Singapore — Singapores top firms are coming together to drive an increase in the amount of sustainable palm oil used in Singapore with the goal of delivering products that have not contributed to haze pollution or deforestation to consumers.
The Singapore Alliance for Sustainable Palm Oil is supported by five founding members, who together produce some of the most popular everyday brands used by Singaporeans. It was WWF-Singapore who first engaged the founding members with the idea of the alliance and the conservation organisation will remain on the steering committee to support and guide members as the alliance grows. The five founding members are Unilever, Danone, Ayam Brand, IKEA and Wildlife Reserves Singapore.
The formation of the Singapore Alliance on Sustainable Palm Oil was prompted by the public outcry over 2015s prolonged haze pollution. Through theWe Breathe What We Buy campaign, which reached over 20 million people globally, WWF-Singapore was able to raise awareness of the link between the slash and burn practices used in in the production of palm oil and haze pollution, and enlist public support for a switch to sustainable palm oil.
The alliance sends a clear signal to consumers about which companies are committed to sustainability, says Elaine Tan, CEO, WWF-Singapore. This is a timely opportunity for NGOs and businesses to work together towards transforming the palm oil industry.
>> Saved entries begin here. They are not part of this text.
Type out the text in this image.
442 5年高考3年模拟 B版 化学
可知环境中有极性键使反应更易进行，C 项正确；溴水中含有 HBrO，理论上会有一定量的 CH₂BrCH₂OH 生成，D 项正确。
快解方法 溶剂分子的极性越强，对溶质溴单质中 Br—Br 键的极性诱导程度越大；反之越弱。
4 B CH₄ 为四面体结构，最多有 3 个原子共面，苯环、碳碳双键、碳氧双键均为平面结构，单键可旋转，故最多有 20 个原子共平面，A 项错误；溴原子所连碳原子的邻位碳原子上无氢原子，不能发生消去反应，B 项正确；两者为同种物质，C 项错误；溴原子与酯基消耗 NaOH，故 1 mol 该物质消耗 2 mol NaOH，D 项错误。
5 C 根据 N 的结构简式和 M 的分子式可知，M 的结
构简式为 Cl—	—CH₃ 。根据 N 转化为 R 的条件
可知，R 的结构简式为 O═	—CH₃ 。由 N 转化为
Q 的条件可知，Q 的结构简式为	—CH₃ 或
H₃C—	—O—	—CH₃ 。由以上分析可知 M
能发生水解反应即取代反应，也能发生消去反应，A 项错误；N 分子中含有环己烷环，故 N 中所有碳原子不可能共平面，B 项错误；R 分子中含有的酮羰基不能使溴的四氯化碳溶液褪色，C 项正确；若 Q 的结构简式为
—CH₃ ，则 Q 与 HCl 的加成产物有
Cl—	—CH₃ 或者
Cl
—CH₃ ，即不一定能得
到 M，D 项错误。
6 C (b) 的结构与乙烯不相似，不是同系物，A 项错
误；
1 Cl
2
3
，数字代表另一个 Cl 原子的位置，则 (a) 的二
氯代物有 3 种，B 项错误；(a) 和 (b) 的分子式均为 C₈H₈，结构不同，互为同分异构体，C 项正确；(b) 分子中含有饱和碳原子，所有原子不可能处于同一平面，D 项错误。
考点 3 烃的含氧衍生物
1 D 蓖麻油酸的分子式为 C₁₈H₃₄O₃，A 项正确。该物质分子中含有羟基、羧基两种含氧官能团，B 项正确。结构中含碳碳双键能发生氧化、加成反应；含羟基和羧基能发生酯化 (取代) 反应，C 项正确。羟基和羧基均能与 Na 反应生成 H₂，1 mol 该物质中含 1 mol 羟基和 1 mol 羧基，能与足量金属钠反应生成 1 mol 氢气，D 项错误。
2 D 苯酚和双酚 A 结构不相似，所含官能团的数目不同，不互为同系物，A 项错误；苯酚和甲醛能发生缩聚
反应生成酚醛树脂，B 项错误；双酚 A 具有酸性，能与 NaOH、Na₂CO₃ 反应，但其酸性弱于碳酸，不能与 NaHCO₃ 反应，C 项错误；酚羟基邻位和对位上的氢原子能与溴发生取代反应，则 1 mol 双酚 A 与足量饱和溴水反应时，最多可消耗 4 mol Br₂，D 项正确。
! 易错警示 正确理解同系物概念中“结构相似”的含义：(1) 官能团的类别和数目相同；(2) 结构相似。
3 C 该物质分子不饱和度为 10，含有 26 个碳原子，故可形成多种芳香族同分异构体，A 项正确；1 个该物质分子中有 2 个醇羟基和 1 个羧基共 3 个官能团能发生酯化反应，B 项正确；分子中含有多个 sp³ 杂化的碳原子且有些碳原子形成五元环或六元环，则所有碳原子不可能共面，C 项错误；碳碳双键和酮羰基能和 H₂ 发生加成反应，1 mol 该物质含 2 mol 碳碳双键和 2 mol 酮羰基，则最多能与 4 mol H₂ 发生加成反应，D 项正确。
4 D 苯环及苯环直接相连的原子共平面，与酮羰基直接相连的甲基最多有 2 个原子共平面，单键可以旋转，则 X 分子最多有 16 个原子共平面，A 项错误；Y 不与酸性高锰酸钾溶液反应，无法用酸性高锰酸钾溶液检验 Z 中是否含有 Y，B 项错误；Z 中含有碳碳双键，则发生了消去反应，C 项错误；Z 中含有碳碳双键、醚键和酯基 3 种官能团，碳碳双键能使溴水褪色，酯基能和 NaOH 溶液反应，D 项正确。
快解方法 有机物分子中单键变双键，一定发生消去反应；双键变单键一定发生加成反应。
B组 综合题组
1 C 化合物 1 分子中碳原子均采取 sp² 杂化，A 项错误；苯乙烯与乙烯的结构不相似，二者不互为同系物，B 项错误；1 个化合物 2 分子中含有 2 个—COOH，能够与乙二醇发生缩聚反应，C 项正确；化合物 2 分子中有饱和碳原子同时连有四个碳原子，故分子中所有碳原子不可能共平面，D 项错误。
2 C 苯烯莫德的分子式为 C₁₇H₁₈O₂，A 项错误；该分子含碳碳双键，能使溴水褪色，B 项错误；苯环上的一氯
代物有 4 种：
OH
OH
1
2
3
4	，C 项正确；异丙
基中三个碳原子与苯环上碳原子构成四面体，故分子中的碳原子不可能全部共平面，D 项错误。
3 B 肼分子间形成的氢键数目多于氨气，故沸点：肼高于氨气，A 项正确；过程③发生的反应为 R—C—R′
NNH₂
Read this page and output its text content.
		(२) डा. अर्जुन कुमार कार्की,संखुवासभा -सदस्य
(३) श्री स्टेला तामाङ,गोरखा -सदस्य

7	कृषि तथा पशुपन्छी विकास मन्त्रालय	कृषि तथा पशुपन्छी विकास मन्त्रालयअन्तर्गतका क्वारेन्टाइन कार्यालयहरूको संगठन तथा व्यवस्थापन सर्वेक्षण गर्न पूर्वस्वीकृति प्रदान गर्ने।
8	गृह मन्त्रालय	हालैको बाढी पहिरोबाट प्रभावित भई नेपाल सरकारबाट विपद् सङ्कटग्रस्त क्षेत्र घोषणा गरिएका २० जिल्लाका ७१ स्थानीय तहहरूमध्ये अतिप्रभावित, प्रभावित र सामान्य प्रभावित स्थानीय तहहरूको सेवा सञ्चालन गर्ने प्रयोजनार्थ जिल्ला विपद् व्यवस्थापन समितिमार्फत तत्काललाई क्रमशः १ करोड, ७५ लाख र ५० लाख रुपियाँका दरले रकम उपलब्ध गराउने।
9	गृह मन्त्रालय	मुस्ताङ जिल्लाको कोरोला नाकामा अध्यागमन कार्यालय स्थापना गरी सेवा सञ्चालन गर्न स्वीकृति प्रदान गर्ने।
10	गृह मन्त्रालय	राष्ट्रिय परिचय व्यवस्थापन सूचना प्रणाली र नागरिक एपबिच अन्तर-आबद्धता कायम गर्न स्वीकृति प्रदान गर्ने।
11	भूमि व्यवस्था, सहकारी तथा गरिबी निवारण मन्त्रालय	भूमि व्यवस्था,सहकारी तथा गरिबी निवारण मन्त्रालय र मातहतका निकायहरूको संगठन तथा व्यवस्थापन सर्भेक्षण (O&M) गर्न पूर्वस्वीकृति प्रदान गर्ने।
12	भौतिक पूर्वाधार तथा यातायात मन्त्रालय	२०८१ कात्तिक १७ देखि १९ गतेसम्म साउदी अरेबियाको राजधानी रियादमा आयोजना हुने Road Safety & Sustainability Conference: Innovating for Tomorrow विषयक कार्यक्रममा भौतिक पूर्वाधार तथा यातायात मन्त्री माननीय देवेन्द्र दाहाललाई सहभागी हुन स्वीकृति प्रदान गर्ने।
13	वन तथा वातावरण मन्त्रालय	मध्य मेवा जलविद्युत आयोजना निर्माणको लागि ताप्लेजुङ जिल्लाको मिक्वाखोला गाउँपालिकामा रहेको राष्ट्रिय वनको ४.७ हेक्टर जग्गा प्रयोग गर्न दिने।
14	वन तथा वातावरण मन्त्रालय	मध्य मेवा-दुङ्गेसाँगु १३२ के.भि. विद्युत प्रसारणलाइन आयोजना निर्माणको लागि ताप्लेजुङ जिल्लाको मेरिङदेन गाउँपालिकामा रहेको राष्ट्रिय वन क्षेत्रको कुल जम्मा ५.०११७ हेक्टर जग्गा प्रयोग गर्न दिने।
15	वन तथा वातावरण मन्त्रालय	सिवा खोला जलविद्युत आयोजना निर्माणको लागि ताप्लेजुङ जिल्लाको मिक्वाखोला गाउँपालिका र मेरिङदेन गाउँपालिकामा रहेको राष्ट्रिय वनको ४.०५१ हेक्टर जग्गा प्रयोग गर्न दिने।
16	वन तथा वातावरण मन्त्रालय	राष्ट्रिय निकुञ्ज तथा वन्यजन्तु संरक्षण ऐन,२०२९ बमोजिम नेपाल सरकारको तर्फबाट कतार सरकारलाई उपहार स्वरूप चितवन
The mission of the alliance is to work towards 100% sustainable palm oil in Singapore. If this happens it would mean consumers could then be certain the products they buy were not contributing to deforestation or haze pollution. Palm oil is in around 50% of the goods on supermarket shelves and currently it is not possible for consumers to identify which products contain sustainable palm oil, if any.
Sustainable palm oil (CSPO) is produced in a way that has minimum impact on the environment and does not destroy natural forest habitat. CSPO is not responsible for haze pollution because slash and burn clearance methods, which lead to uncontrollable forest fires, are not used in its production.